I sold the Goat for about 28K. I sold it to a guy down in North Carolina who was pumped to get it. (I attribute this mostly to my muffler-delete option)I was a SWEET ride but the *Z06 absolutely takes the cake*.


----------



## GRR_RRR (Oct 19, 2006)

I took my car back to the dealer yesterday so they could "detail" it as they got the car from another dealer and their "regular detailer" was on vacation when I initially picked it up. There were small specks of blue paint on the hood, top and trunk lid. God knows where they came from. I also asked them to check out the brakes because I thought they felt a bit mushy and to please remove the dealership sticker they slapped on the trunk lid.

When I arrived at the dealer to pick the car up after it was supposedly ready, I noticed there was a rather good size chip of paint missing from where they removed the sticker!  

They service manager had the audacity to ask me if I wanted "an estimate" to have it painted or if I just wanted another sticker slapped back on to cover the missing paint.  

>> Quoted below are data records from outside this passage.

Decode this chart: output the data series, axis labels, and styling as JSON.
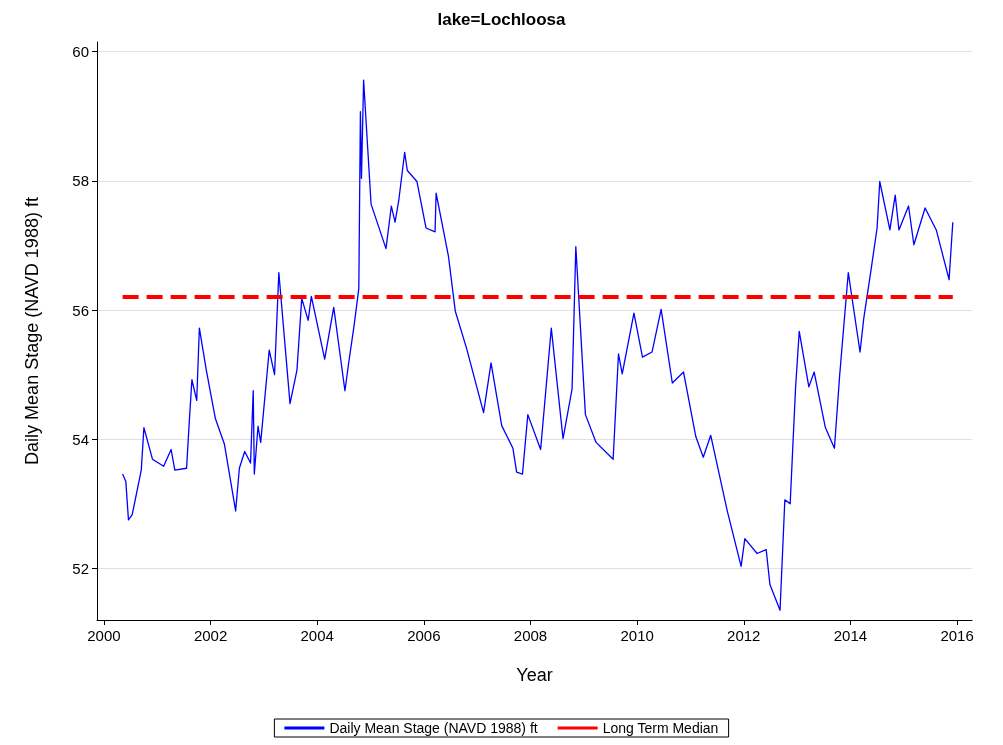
{
  "chart_data": {
    "type": "line",
    "title": "lake=Lochloosa",
    "xlabel": "Year",
    "ylabel": "Daily Mean Stage (NAVD 1988) ft",
    "xlim": [
      1999.87,
      2016.28
    ],
    "xticks": [
      2000,
      2002,
      2004,
      2006,
      2008,
      2010,
      2012,
      2014,
      2016
    ],
    "ylim": [
      51.2,
      60.15
    ],
    "yticks": [
      52,
      54,
      56,
      58,
      60
    ],
    "grid": "y",
    "legend": "bottom",
    "marker": "none",
    "line_style": "solid",
    "series": [
      {
        "name": "Daily Mean Stage (NAVD 1988) ft",
        "color": "#0000ff",
        "x": [
          2000.35,
          2000.41,
          2000.46,
          2000.53,
          2000.7,
          2000.75,
          2000.91,
          2001.12,
          2001.26,
          2001.33,
          2001.55,
          2001.6,
          2001.65,
          2001.74,
          2001.79,
          2001.92,
          2002.09,
          2002.26,
          2002.47,
          2002.54,
          2002.64,
          2002.75,
          2002.8,
          2002.82,
          2002.89,
          2002.94,
          2003.1,
          2003.2,
          2003.28,
          2003.49,
          2003.62,
          2003.71,
          2003.83,
          2003.89,
          2004.14,
          2004.31,
          2004.52,
          2004.59,
          2004.69,
          2004.78,
          2004.81,
          2004.83,
          2004.87,
          2005.01,
          2005.29,
          2005.39,
          2005.46,
          2005.53,
          2005.64,
          2005.69,
          2005.87,
          2006.04,
          2006.21,
          2006.23,
          2006.46,
          2006.59,
          2006.8,
          2007.12,
          2007.26,
          2007.46,
          2007.67,
          2007.74,
          2007.85,
          2007.95,
          2008.19,
          2008.39,
          2008.61,
          2008.78,
          2008.85,
          2009.03,
          2009.23,
          2009.55,
          2009.65,
          2009.72,
          2009.94,
          2010.1,
          2010.28,
          2010.45,
          2010.66,
          2010.87,
          2011.1,
          2011.24,
          2011.38,
          2011.69,
          2011.95,
          2012.02,
          2012.25,
          2012.42,
          2012.49,
          2012.68,
          2012.77,
          2012.87,
          2012.97,
          2013.04,
          2013.22,
          2013.32,
          2013.53,
          2013.7,
          2013.8,
          2013.96,
          2014.18,
          2014.25,
          2014.39,
          2014.5,
          2014.55,
          2014.74,
          2014.84,
          2014.91,
          2015.09,
          2015.19,
          2015.4,
          2015.61,
          2015.85,
          2015.92
        ],
        "values": [
          53.46,
          53.35,
          52.75,
          52.83,
          53.52,
          54.18,
          53.69,
          53.58,
          53.84,
          53.52,
          53.55,
          54.26,
          54.92,
          54.6,
          55.72,
          55.07,
          54.32,
          53.92,
          52.89,
          53.55,
          53.81,
          53.63,
          54.75,
          53.46,
          54.2,
          53.95,
          55.38,
          55.0,
          56.58,
          54.55,
          55.07,
          56.18,
          55.84,
          56.21,
          55.24,
          56.04,
          54.75,
          55.18,
          55.75,
          56.33,
          59.07,
          58.04,
          59.56,
          57.64,
          56.95,
          57.61,
          57.36,
          57.7,
          58.44,
          58.16,
          57.99,
          57.27,
          57.21,
          57.81,
          56.84,
          55.98,
          55.41,
          54.41,
          55.18,
          54.21,
          53.86,
          53.49,
          53.46,
          54.38,
          53.84,
          55.72,
          54.01,
          54.78,
          56.98,
          54.38,
          53.95,
          53.69,
          55.32,
          55.01,
          55.95,
          55.27,
          55.35,
          56.01,
          54.87,
          55.04,
          54.04,
          53.72,
          54.06,
          52.89,
          52.03,
          52.46,
          52.23,
          52.29,
          51.75,
          51.35,
          53.06,
          53.0,
          54.78,
          55.67,
          54.81,
          55.04,
          54.18,
          53.86,
          55.01,
          56.58,
          55.35,
          55.87,
          56.64,
          57.27,
          57.99,
          57.24,
          57.78,
          57.24,
          57.61,
          57.01,
          57.58,
          57.24,
          56.47,
          57.36
        ]
      }
    ],
    "ref_lines": [
      {
        "axis": "y",
        "value": 56.2,
        "label": "Long Term Median",
        "color": "#ff0000",
        "line_style": "dashed"
      }
    ]
  }
}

Long story short (I know, too late) the car is still in the shop having the rear trunk panel repainted and they told me this morning they have to order the PONTIAC and GTO letters because they cannot be reattached individually, but must come as a set aligned with some sort of holder or bracket.

They dealership's owner, to his credit, told me the dealership will cover the cost of the repair, without my having to ask or get into some sort of pissing contest with them. 

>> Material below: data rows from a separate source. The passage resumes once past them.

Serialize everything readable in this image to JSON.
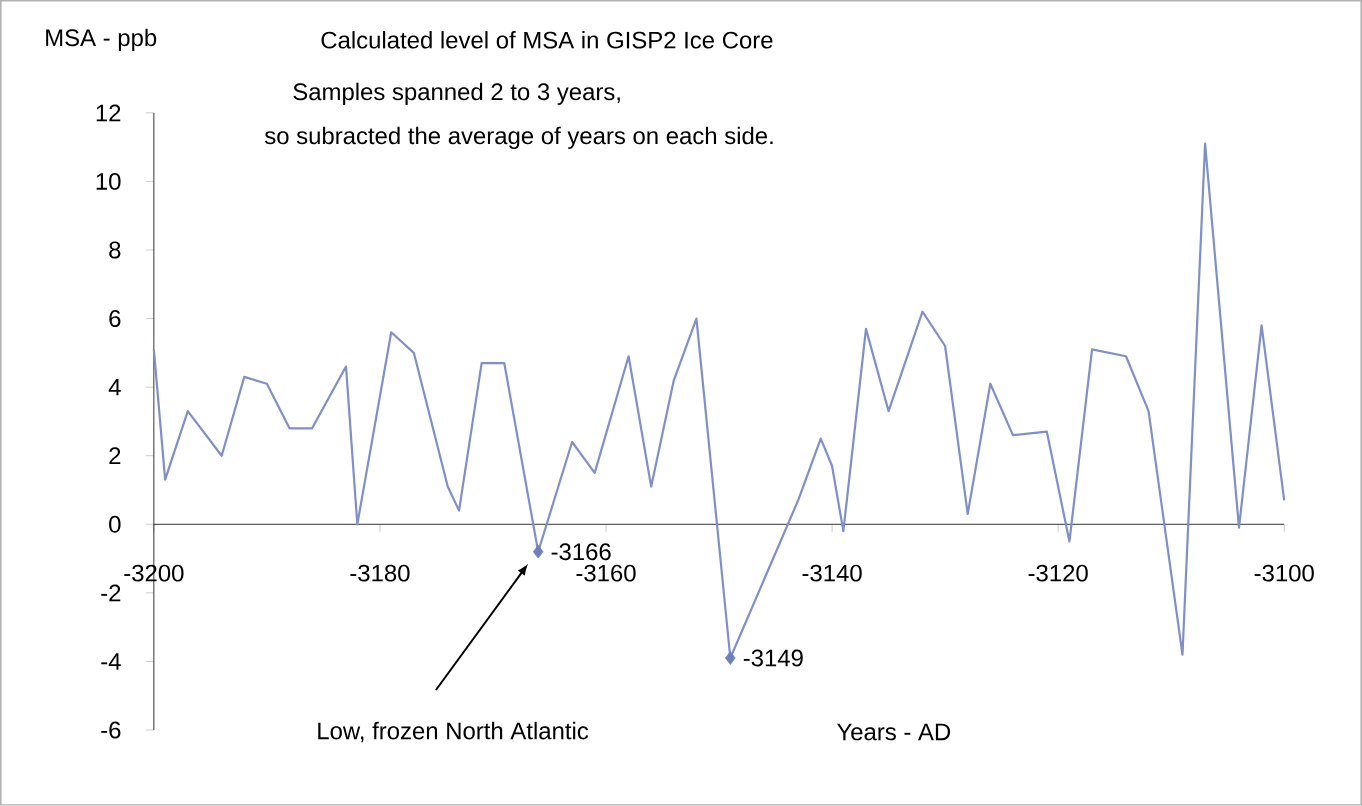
{
  "chart_data": {
    "type": "line",
    "title": "Calculated level of MSA in GISP2 Ice Core",
    "ylabel": "MSA - ppb",
    "xlabel": "Years - AD",
    "annotations": [
      "Samples spanned 2 to 3 years,",
      "so subracted the average of years on each side.",
      {
        "text": "-3166",
        "x": -3166,
        "y": -0.8
      },
      {
        "text": "-3149",
        "x": -3149,
        "y": -3.9
      },
      "Low, frozen North Atlantic"
    ],
    "xlim": [
      -3200,
      -3100
    ],
    "ylim": [
      -6,
      12
    ],
    "xticks": [
      -3200,
      -3180,
      -3160,
      -3140,
      -3120,
      -3100
    ],
    "yticks": [
      -6,
      -4,
      -2,
      0,
      2,
      4,
      6,
      8,
      10,
      12
    ],
    "series": [
      {
        "color": "#7f8fc8",
        "x": [
          -3200,
          -3199,
          -3197,
          -3194,
          -3192,
          -3190,
          -3188,
          -3186,
          -3183,
          -3182,
          -3179,
          -3177,
          -3174,
          -3173,
          -3171,
          -3169,
          -3166,
          -3163,
          -3161,
          -3158,
          -3156,
          -3154,
          -3152,
          -3149,
          -3143,
          -3141,
          -3140,
          -3139,
          -3137,
          -3135,
          -3132,
          -3130,
          -3128,
          -3126,
          -3124,
          -3121,
          -3119,
          -3117,
          -3114,
          -3112,
          -3109,
          -3107,
          -3104,
          -3102,
          -3100
        ],
        "values": [
          5.1,
          1.3,
          3.3,
          2.0,
          4.3,
          4.1,
          2.8,
          2.8,
          4.6,
          0.0,
          5.6,
          5.0,
          1.1,
          0.4,
          4.7,
          4.7,
          -0.8,
          2.4,
          1.5,
          4.9,
          1.1,
          4.2,
          6.0,
          -3.9,
          0.7,
          2.5,
          1.7,
          -0.2,
          5.7,
          3.3,
          6.2,
          5.2,
          0.3,
          4.1,
          2.6,
          2.7,
          -0.5,
          5.1,
          4.9,
          3.3,
          -3.8,
          11.1,
          -0.1,
          5.8,
          0.7
        ]
      },
      {
        "type": "scatter",
        "color": "#6f80bf",
        "marker": "diamond",
        "x": [
          -3166,
          -3149
        ],
        "values": [
          -0.8,
          -3.9
        ]
      }
    ]
  }
}
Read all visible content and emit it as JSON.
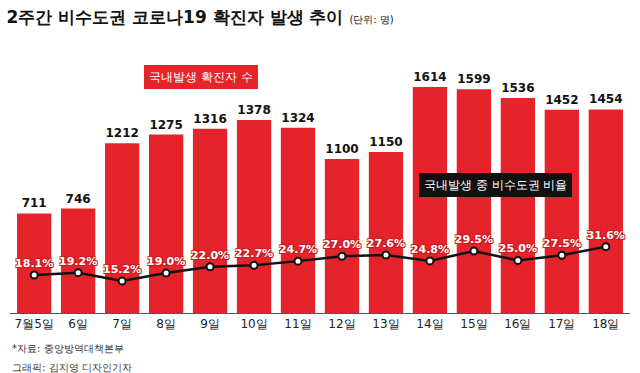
{
  "chart_data": {
    "type": "bar",
    "title": "2주간 비수도권 코로나19 확진자 발생 추이",
    "subtitle": "(단위: 명)",
    "categories": [
      "7월5일",
      "6일",
      "7일",
      "8일",
      "9일",
      "10일",
      "11일",
      "12일",
      "13일",
      "14일",
      "15일",
      "16일",
      "17일",
      "18일"
    ],
    "series": [
      {
        "name": "국내발생 확진자 수",
        "type": "bar",
        "color": "#e5232a",
        "values": [
          711,
          746,
          1212,
          1275,
          1316,
          1378,
          1324,
          1100,
          1150,
          1614,
          1599,
          1536,
          1452,
          1454
        ]
      },
      {
        "name": "국내발생 중 비수도권 비율",
        "type": "line",
        "axis": "y2",
        "color": "#111111",
        "marker": "circle",
        "values": [
          18.1,
          19.2,
          15.2,
          19.0,
          22.0,
          22.7,
          24.7,
          27.0,
          27.6,
          24.8,
          29.5,
          25.0,
          27.5,
          31.6
        ],
        "value_labels": [
          "18.1%",
          "19.2%",
          "15.2%",
          "19.0%",
          "22.0%",
          "22.7%",
          "24.7%",
          "27.0%",
          "27.6%",
          "24.8%",
          "29.5%",
          "25.0%",
          "27.5%",
          "31.6%"
        ]
      }
    ],
    "ylim": [
      0,
      1950
    ],
    "y2lim": [
      0,
      130
    ],
    "data_labels": true,
    "tick_labels": "x",
    "grid": false,
    "annotations": [
      "*자료: 중앙방역대책본부",
      "그래픽: 김지영 디자인기자"
    ]
  }
}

It really bothers me though, that since I bought this car as a long term keeper. A dream fulfilled, if you will, that it has already been compromised. I'm hoping they will do an excellent job. I've been told that "I will never know the difference." We will see.


----------



## Pennsylvania Goat (Jul 22, 2005)

thecommish16 said:


> gorgeous Corvette! I looked at a 2004 Vette for 34k, is that too high? Doesn't it make more sense to spend money on a Vette than a GTO in terms of resale? I noticed Vettes dont EVER seem to drop below 25 grand...so isnt it smarter to buy like an 04-05 corvette instead of a GTO for nearly the same price?

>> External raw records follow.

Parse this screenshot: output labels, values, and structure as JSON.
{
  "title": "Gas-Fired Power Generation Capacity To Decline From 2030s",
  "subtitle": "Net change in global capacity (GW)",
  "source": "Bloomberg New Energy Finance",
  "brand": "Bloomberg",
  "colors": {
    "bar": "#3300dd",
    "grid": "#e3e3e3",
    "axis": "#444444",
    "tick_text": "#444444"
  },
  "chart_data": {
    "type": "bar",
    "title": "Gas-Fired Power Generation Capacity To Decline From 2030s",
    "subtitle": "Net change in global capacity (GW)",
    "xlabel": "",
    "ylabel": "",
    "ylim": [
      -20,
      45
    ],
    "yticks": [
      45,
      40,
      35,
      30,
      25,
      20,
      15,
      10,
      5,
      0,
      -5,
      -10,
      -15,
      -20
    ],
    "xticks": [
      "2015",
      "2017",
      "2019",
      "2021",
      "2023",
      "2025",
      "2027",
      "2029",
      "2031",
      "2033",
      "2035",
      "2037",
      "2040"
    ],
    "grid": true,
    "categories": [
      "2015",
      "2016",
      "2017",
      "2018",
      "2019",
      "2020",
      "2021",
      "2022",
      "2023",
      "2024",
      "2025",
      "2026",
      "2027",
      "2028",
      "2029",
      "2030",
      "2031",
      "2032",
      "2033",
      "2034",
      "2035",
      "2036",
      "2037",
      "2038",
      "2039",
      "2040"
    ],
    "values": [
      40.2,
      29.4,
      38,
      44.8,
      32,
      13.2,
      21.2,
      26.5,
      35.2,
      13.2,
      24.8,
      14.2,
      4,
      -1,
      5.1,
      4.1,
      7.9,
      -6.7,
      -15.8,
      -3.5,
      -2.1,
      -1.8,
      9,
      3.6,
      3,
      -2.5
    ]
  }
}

Thanks for the compliment on the Z. 
A 2004 Vette for around 34K could be reasonable depending upon type (Vert, Z06, or base) and mileage. I wouldn't say its smarter to buy any car over the other since it all comes down to personal preference. I had the Goat but always wanted the Z so when I found the right buyer I made the switch.


----------



## 2006GTOLS2 (Sep 23, 2005)

Enjoy man....Nice Ride!!! Congrats!! Hope you will stay around. :cheers arty:


----------



## Pennsylvania Goat (Jul 22, 2005)

2006GTOLS2 said:


> Enjoy man....Nice Ride!!! Congrats!! Hope you will stay around. :cheers arty:


Thanks, bro. I'll stay around because I still love the Goats. I'm constantly checking them out when I see them drive by. Enjoy those LS2s.


----------



## FLYNLO (Nov 9, 2006)

Nice Z!!! I had a 2002 black ZO6 and what an awesome car that was. I am looking to get into a GTO and use it as a daily driver. I just don't think Corvettes should be daily drivers....simply a personal preference of mine. And the reason I am not getting into another Corvette just yet. Anyway, the GTO will make for a great DD and also a great perfomrance car. And then dream will be realized when I have the GTO as a DD and a Vette in the garage. Take care and super nice car. Those things are more than the sum of their parts.


----------



## LITTLE GTO (Dec 8, 2005)

I have both and loving every minute of them.


----------



## fergyflyer (Apr 18, 2005)

Pennsylvania Goat said:


> Thanks, bro. I'll stay around because I still love the Goats. I'm constantly checking them out when I see them drive by. Enjoy those LS2s.


I find myself doing the same thing. I am always excited when I see a GTO. They are so rare and they look clean and they are definately mean. You just have to love them.


----------